Aux origines de l’oligarchie algérienne
Par Kaddour Naïmi – Il semble utile de savoir quand, comment et par qui ont commencé les malheurs du peuple algérien, soumis et dominé par une oligarchie autochtone. C’est en allant à l’origine des causes que l’on peut trouver les solutions pour s’en affranchir.
1956 : assassinats
Désormais, les personnes correctement informées le savent : les malheurs du peuple algérien ont commencé par la négation de la Plateforme de la Soummam, suivie par l’assassinat de ses deux inspirateurs et défenseurs, Abane Ramdane, tué par ses propres «frères» d’arme, et Larbi Ben M’hidi, dont la découverte de son refuge par l’armée coloniale française ne semble pas être due au hasard. Cependant, le hasard a voulu que ces deux authentiques leaders du peuple algérien soient l’un amazighophone et l’autre arabophone, ce qui constituait l’unité du peuple algérien.
Après l’assassinat de ces deux dirigeants authentiques du peuple algérien, tandis que les moudjahidine de l’intérieur continuaient à combattre en manquant tragiquement de moyens matériels, les éléments résidant à la frontière marocaine constituaient, eux, une armée dotée de tout le nécessaire pour devenir la force unique, militaire, de la future nation algérienne indépendante.
1961 : corruption
Par conséquent, quand l’indépendance devint un objectif réalisable tout proche, le chef d’état-major de l’armée des frontières, le colonel Boumediene, envoya son émissaire en France pour tester qui serait le premier président marionnette à placer à la tête de l’Etat, pour faire croire au peuple algérien qu’il aurait le Président qu’il fallait. Qui était l’émissaire en question ? Abdelaziz Bouteflika. On sait que le premier qu’il rencontra fut le regretté Mohamed Boudiaf. Ce dernier s’offusqua de cette démarche totalement oligarchique. Hocine Aït Ahmed, également, refusa la proposition scélérate. Ahmed Ben Bella, lui, accepta et entra dans la combine.
Eté 1962 : coup d’Etat militaire
Ainsi, juste après l’indépendance, une guerre fratricide éclata. Le peuple, alors, sortit dans les rues en criant «sebaâ snîne barakât !» (sept ans, ça suffit !), sous-entendu de sang algérien versé.

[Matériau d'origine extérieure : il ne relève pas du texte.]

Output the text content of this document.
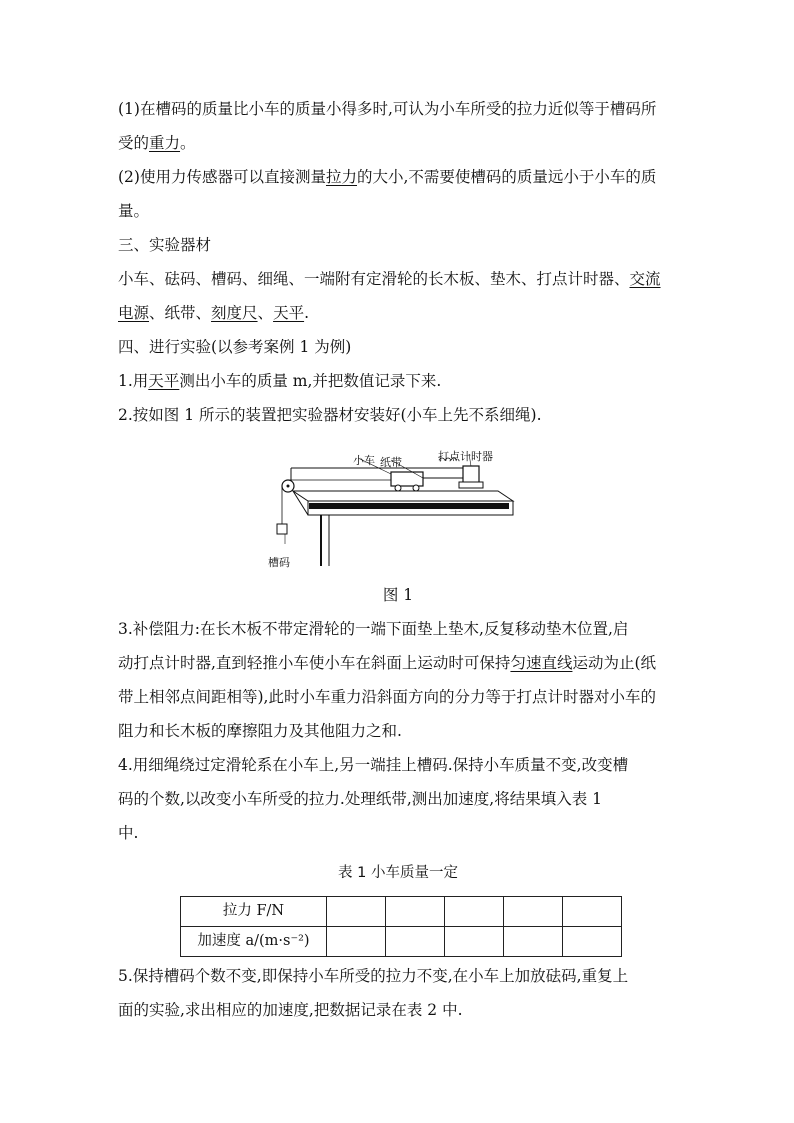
(1)在槽码的质量比小车的质量小得多时,可认为小车所受的拉力近似等于槽码所

受的重力。

(2)使用力传感器可以直接测量拉力的大小,不需要使槽码的质量远小于小车的质

量。

三、实验器材

小车、砝码、槽码、细绳、一端附有定滑轮的长木板、垫木、打点计时器、交流

电源、纸带、刻度尺、天平.

四、进行实验(以参考案例 1 为例)

1.用天平测出小车的质量 m,并把数值记录下来.

2.按如图 1 所示的装置把实验器材安装好(小车上先不系细绳).

小车 纸带	打点计时器
槽码

图 1

3.补偿阻力:在长木板不带定滑轮的一端下面垫上垫木,反复移动垫木位置,启

动打点计时器,直到轻推小车使小车在斜面上运动时可保持匀速直线运动为止(纸

带上相邻点间距相等),此时小车重力沿斜面方向的分力等于打点计时器对小车的

阻力和长木板的摩擦阻力及其他阻力之和.

4.用细绳绕过定滑轮系在小车上,另一端挂上槽码.保持小车质量不变,改变槽

码的个数,以改变小车所受的拉力.处理纸带,测出加速度,将结果填入表 1

中.

表 1 小车质量一定
拉力 F/N					
加速度 a/(m·s⁻²)					

5.保持槽码个数不变,即保持小车所受的拉力不变,在小车上加放砝码,重复上

面的实验,求出相应的加速度,把数据记录在表 2 中.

Malheureusement, les manifestants ne disposaient pas de suffisamment de conscience sociale pour comprendre que leurs protestations pacifiques ne suffisaient absolument pas, que les sept années de sacrifices exigeaient davantage de sacrifices encore. Il fallait lutter résolument pour la démocratie réellement populaire et continuer la lutte contre les usurpateurs, déjà constitués en oligarchie militaire, pour instaurer la démocratie réellement populaire.
Long calvaire
La suite est connue. L’oligarchie algérienne montra ce que toute oligarchie est capable comme soif d’enrichissement illégitime et obsession de pouvoir illégal (1). Plus grave : en Algérie, comme dans toutes les nations sous-développées – non seulement économiquement, mais culturellement, l’un n’allant pas sans l’autre –, l’oligarchie algérienne manifesta le pire de l’inculture, de l’obscurantisme et de la cruauté. Toute la rhétorique démagogique à propos de «nationalisme», de «patriotisme», de «populisme», de «socialisme», maintenant de «libéralisme» était et demeure à la mesure de toute la corruption caractérisant cette oligarchie sous-développée : corruption, répétons-le, non seulement par le vol des richesses matérielles, mais tout autant – et pour y parvenir – par le vol de la liberté du peuple à gérer lui-même sa nation.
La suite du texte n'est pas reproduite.